Avec l’inflation, la hausse des dépenses d’énergie et du nombre d’étudiants, l’université se rend compte dès 2015 qu’elle va droit dans le mur si elle ne trouve pas d’autres sources de financement. Mais trouver ces nouvelles ressources demande d’embaucher du personnel formé à la gestion de projets, et donc de creuser le déficit. D’autant que l’UTT est l'école d'ingénieurs la plus sous-dotée de France, selon le logiciel Modal. Son président, Pierre Koch, fait donc le choix audacieux et risqué d’utiliser des fonds de roulement pour investir.

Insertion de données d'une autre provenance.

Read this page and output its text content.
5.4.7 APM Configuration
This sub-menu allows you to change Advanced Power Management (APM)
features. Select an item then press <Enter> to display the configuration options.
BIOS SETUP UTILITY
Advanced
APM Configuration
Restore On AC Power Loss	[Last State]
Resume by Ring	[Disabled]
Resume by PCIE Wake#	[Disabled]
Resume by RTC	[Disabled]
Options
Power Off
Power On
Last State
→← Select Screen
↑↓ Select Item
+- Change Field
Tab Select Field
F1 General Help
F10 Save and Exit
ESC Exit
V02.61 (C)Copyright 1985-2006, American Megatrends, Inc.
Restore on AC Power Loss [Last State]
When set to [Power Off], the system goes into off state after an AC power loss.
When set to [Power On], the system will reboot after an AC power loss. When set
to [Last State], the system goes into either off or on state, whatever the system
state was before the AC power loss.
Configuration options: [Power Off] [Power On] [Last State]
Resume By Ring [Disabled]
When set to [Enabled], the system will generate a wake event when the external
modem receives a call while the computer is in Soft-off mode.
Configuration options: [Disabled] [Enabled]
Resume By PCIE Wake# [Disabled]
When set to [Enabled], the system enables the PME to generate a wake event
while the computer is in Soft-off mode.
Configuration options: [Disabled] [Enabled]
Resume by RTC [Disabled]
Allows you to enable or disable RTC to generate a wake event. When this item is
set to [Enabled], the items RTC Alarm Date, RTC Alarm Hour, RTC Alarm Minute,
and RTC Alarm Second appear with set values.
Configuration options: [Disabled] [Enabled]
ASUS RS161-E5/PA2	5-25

Trois ans plus tard, l’université affiche de beaux résultats. Le chiffre d’affaires de la formation continue a triplé, passant de 500.000 euros en 2015 à 1,5 million d’euros en 2018. Quatre chaires ont été crées, qui promettent d’amener environ 1,3 million d’euros sur cinq ans. Tandis qu’une fondation partenariale, qui récolte des fonds auprès des alumnis et d’entreprises du secteur, rapporte entre 300.000 et 400.000 euros par an.

Le maître-mot: communiquer !

À Troyes comme à Toulouse, ces actions ont donné des résultats, avec plus ou moins de pertes et fracas. Plutôt moins à Troyes, où Pierre Koch affirme ne pas avoir eu de remontées sur des "tensions" particulières au sein de son établissement. "L’atmosphère de pionniers est toujours là !" s'enthousiasme le président.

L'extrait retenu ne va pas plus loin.